Monday 21 April 2014

Bone conducting technology, how this beats any kind of earpiece

Music is a huge element of everyday life and it has been for nearly as long as Human beings have now been on this planet. I often point to the discovery of the 40,000-year-old flute dating back to that ice age as evidence for this, but truthfully, all the facts you may need is all around you, each day. We bear in mind ballads and songs long after the people who initially composed them have died and rotted away (a plan which I find curiously comforting) plus the music industry, love it or hate it, is definitely a big business.

On the other hand, whilst the ice age musicians probably survived during a world of stark cruelty, frozen, unimaginative wastelands and tough, ‘kill or be killed’ inter-cave politics, they never had to contend with road works, transport lorries, screaming children or drunken crowd-rousers on their way to a stag night. Fortunate buggers.

Today’s listener has to accommodate all that and much more, that may make listening to the music not only difficult, but also dangerous.

Now, however, current science has stumbled over a way in which you can still listen to your favourite songs, even if you’re wearing earplugs (no, I have not been sniffing discarded paint cans yet again). It is called skeleton conduction tech and no, despite the slightly odd name, it in truth doesn’t hurt…

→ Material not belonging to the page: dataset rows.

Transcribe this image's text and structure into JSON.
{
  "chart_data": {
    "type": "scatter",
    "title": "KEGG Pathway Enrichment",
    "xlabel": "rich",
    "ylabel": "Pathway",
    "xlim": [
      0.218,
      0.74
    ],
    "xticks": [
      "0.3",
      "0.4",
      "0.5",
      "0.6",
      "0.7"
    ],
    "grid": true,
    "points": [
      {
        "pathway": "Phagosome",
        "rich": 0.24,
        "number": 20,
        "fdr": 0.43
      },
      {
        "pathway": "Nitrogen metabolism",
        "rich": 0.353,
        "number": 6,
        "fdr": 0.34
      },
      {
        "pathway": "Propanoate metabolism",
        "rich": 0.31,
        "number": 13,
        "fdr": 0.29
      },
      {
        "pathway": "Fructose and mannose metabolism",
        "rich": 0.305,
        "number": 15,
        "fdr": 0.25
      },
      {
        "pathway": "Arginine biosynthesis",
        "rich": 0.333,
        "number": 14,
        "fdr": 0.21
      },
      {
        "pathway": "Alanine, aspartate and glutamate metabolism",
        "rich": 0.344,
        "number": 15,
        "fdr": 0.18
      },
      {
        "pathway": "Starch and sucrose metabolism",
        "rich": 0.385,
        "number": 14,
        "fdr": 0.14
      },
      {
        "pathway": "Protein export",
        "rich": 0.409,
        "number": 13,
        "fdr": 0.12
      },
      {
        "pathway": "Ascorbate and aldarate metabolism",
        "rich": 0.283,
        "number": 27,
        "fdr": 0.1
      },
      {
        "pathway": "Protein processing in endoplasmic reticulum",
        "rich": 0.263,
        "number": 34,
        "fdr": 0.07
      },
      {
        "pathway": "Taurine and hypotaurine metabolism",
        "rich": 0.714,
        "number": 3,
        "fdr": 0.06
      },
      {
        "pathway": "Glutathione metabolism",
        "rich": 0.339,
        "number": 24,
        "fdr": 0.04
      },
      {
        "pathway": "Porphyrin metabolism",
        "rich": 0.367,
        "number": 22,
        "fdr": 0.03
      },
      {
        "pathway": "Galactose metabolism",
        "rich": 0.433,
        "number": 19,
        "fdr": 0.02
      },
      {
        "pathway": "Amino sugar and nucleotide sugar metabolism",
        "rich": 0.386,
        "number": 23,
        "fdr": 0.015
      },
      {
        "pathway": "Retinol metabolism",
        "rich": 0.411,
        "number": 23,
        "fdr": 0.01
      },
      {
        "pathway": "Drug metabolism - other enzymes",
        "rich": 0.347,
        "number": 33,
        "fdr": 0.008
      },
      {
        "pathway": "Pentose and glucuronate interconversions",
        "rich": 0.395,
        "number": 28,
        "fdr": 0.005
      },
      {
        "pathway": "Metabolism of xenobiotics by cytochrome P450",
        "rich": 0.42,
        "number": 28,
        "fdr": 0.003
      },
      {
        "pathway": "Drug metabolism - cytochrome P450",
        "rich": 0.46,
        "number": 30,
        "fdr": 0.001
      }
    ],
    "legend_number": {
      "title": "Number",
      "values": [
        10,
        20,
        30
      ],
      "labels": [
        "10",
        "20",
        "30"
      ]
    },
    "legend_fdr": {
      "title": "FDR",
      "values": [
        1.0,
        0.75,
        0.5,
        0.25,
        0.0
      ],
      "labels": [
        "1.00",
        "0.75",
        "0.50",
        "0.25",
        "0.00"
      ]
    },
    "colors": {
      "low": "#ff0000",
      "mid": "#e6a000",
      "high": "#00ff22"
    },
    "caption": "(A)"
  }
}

Based on recent fields of study, exposure to any sound over 100 Dbm wears away a membrane known as a myelin sheath and leaves your middle ear liable to problems like tinnitus and temporary deafness, which can be the beginning of even more significant problems. Bone conduction technology is made to bypass various sensitive portions of the ear and reduce the risk of inner-ear damage.

How? Well, so as to understand that, we have to first understand how our ears essentially work. (HERE COMES THE SCIENCE-Y BIT) Basically, noise travels though the space, these sound waves are intercepted by quite a few structures within the ear and are finally translated and transmitted into our brains (if it helps, visualize it much like the encoding/decoding of digital information, such as that which guides the movements of the wireless mouse).

The sound waves first meet a bit of cartilage (yes, identical stuff a shark’s skeleton is formed of), which helps to focus the sound, this is named a pinna (but you can call it your outer ear without looking too stupid).

Subsequently, the sound waves pass into your middle ear, it is filled up with air and also contains both your acoustic canal and your eardrum (my little brother burst his when he was little and almost burst mine crying about it). The eardrum vibrates, passing the sound through to the ossicles, that are three small bones (that are actually pretty essential to your sense of steadiness, I’m told). These tiny bones transmit the sound to the cochlea, that’s a fluid-filled structure that ‘encodes’ the signals for our brain to ‘decode’.

Bone conduction tech vibrates the bones of your skull, distributing the sound directly to the cochlea and bypassing the remainder of the ear totally. The nerve impulses transmitted to the brain are precisely the same, but the sensitive mechanism of our ear does not need to deal with the hassle of, to cite Anchorman’s Brick Tamland “LOUD NOISES!”

This process appears to be totally safe; actually, the famously deaf composer Beethoven employed a rudimentary version of this method to be able to compose his most renowned works. He attached a rod between his piano and his head and, as such, was able to listen to the song he was playing.

So here you go, instead of exposing your delicate ears to louder and louder volumes, to drown out the environment noise, you can instead stick your earpugs in and play your music at the appropriate volume. Make no bones about it (groan!)